FIG. 1 is a front view of a main portion of an embodiment of an exhaust device according to the present invention at room temperature.

FIG. 2 is a sectional view taken along line II-II in FIG.

FIG. 3 is a front view of a main part of an embodiment of the exhaust device according to the present invention at a high temperature.

4 is a sectional view taken along line IV-IV in FIG.

FIG. 5 is a front view showing a main part of another embodiment of the present invention at room temperature.

FIG. 6 is a front view showing a main part of another embodiment of the present invention at room temperature.

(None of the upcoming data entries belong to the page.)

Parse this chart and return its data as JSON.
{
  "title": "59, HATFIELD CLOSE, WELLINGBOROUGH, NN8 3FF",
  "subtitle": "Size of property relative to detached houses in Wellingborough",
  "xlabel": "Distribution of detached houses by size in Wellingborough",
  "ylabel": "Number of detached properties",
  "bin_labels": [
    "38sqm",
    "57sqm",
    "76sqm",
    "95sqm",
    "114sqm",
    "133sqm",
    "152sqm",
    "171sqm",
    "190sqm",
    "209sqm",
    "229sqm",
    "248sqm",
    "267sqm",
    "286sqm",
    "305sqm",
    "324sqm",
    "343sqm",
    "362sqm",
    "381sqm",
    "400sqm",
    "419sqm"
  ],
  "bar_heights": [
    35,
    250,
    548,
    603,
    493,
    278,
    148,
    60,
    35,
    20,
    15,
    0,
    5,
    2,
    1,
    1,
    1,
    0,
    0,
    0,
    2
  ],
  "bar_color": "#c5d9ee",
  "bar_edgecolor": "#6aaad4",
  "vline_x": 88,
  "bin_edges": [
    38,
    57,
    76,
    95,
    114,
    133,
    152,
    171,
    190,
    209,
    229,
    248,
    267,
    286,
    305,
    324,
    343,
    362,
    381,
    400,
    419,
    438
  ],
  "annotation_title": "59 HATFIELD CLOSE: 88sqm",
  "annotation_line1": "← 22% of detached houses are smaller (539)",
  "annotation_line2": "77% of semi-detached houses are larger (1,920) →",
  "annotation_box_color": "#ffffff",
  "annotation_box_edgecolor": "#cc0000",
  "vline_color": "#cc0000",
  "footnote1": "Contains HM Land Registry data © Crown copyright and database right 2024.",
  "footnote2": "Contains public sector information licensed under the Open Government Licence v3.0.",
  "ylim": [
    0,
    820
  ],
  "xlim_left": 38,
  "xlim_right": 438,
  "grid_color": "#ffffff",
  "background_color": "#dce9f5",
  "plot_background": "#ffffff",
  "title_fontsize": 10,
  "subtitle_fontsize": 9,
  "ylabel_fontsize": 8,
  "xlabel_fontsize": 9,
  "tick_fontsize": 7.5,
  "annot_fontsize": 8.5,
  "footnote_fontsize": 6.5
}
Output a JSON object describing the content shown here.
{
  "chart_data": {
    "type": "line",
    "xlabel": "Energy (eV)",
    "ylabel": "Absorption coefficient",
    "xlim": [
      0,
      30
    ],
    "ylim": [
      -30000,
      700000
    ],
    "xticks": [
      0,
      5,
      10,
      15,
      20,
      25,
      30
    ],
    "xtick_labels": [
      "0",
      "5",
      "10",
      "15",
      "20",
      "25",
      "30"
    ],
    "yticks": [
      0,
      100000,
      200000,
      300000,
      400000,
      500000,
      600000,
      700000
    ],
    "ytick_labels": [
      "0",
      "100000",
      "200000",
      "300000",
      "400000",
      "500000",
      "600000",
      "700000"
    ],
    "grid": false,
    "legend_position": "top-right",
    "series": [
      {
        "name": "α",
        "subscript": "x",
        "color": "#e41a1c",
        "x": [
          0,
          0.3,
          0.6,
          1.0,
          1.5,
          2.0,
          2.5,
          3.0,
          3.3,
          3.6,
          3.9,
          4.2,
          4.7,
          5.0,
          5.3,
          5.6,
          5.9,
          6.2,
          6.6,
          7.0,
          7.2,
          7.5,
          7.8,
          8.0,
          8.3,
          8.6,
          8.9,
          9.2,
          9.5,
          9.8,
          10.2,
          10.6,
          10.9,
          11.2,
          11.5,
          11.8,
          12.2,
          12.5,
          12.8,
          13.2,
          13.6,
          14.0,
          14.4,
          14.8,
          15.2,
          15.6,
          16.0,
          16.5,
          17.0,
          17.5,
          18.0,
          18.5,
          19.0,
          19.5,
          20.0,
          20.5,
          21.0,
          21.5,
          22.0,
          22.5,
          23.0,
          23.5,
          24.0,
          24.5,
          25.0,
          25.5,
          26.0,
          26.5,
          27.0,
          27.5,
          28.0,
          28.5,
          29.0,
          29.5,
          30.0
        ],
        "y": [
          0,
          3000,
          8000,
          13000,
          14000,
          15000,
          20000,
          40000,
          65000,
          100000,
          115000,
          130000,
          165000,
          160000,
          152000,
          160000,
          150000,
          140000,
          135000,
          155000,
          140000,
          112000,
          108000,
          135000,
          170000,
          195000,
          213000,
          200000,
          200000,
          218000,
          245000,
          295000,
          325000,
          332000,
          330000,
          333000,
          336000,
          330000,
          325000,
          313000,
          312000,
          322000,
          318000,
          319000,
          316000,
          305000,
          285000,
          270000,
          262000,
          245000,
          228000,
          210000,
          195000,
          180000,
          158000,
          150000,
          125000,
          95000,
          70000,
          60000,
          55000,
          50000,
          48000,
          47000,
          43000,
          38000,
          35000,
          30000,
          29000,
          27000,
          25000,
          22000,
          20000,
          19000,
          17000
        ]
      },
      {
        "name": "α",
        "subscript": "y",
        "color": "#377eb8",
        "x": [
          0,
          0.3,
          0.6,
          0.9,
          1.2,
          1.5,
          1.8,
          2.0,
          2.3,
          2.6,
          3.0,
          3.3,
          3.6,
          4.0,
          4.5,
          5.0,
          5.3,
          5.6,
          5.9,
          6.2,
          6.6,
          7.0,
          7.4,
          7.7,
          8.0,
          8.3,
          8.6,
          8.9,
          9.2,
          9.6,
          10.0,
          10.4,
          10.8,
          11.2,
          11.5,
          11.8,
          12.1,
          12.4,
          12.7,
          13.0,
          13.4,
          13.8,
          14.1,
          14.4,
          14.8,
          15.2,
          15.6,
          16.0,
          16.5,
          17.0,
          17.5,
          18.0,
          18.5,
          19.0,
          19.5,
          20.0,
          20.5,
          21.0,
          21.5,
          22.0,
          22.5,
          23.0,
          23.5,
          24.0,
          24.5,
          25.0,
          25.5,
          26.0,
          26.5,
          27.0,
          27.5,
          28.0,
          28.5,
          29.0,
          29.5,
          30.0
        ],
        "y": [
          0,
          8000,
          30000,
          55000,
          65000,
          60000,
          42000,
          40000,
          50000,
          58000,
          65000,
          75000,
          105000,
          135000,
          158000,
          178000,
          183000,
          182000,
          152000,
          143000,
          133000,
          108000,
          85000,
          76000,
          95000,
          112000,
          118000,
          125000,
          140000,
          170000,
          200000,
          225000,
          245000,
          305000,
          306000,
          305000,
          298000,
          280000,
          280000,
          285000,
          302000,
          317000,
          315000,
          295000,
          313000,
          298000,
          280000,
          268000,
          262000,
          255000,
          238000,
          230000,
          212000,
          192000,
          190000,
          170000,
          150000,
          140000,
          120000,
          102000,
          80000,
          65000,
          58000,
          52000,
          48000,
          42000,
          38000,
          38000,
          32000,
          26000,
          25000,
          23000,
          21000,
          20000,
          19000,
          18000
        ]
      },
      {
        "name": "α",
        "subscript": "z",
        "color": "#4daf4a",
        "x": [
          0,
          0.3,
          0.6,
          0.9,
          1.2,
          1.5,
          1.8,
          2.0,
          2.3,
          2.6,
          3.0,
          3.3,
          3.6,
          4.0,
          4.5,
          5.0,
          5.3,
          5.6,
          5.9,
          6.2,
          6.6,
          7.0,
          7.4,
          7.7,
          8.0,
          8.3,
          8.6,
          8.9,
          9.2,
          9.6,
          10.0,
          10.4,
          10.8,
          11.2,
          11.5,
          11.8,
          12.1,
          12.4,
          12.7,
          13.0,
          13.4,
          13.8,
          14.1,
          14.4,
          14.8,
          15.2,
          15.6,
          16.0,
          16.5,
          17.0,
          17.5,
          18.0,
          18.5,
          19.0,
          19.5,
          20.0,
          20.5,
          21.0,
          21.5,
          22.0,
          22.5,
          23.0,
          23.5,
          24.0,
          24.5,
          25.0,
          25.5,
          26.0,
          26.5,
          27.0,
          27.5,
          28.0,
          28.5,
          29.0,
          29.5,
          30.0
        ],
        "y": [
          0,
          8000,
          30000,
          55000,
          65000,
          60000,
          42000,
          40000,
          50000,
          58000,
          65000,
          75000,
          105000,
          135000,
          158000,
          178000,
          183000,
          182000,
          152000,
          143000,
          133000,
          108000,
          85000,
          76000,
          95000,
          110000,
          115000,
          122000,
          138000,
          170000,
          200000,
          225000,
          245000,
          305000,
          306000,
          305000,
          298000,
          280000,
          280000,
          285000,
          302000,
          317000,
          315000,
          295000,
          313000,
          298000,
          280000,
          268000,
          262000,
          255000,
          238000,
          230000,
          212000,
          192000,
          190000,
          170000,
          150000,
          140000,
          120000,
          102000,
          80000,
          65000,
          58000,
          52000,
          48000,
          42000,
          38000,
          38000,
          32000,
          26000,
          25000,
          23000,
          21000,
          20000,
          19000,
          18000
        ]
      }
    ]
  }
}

FIG. 7 is a front view showing a main part of another embodiment of the present invention at room temperature.

FIG. 8 is a front view showing a main part of another embodiment of the present invention at room temperature.

FIG. 9 is a front view showing an assembled state of an exhaust manifold and a turbocharger.

[Explanation of symbols]

 1 Turbine Housing 3 Exhaust Manifold 5 Bolt 8 Turbine Housing Mounting Surface 9 Exhaust Port 10 Positioning Hole 11, 19 Relief Hole 12 Flange 16 Bolt Head 17 Bolt Seat 20 Stud Bolt 21 Front Pipe

Claims (3)

[Claims] 1. An exhaust system for an internal combustion engine, wherein exhaust system components having different thermal expansion coefficients are fastened together by a plurality of bolts.
Forming a bolt hole through which the bolt penetrates in at least one of the exhaust system parts, and further as a positioning hole for positioning the exhaust system parts with respect to each other by penetrating at least one of these bolt holes, An exhaust device for an internal combustion engine, wherein a bolt hole other than the positioning hole is made larger than the positioning hole to form a relief hole into which the bolt is loosely fitted. 2. The exhaust system for an internal combustion engine according to claim 1, wherein the relief hole is a long hole or a round hole. 3. The exhaust gas of an internal combustion engine according to claim 2, wherein the escape hole is a long hole whose longitudinal direction is substantially along a straight line connecting the center of the escape hole and the center of the positioning hole. apparatus.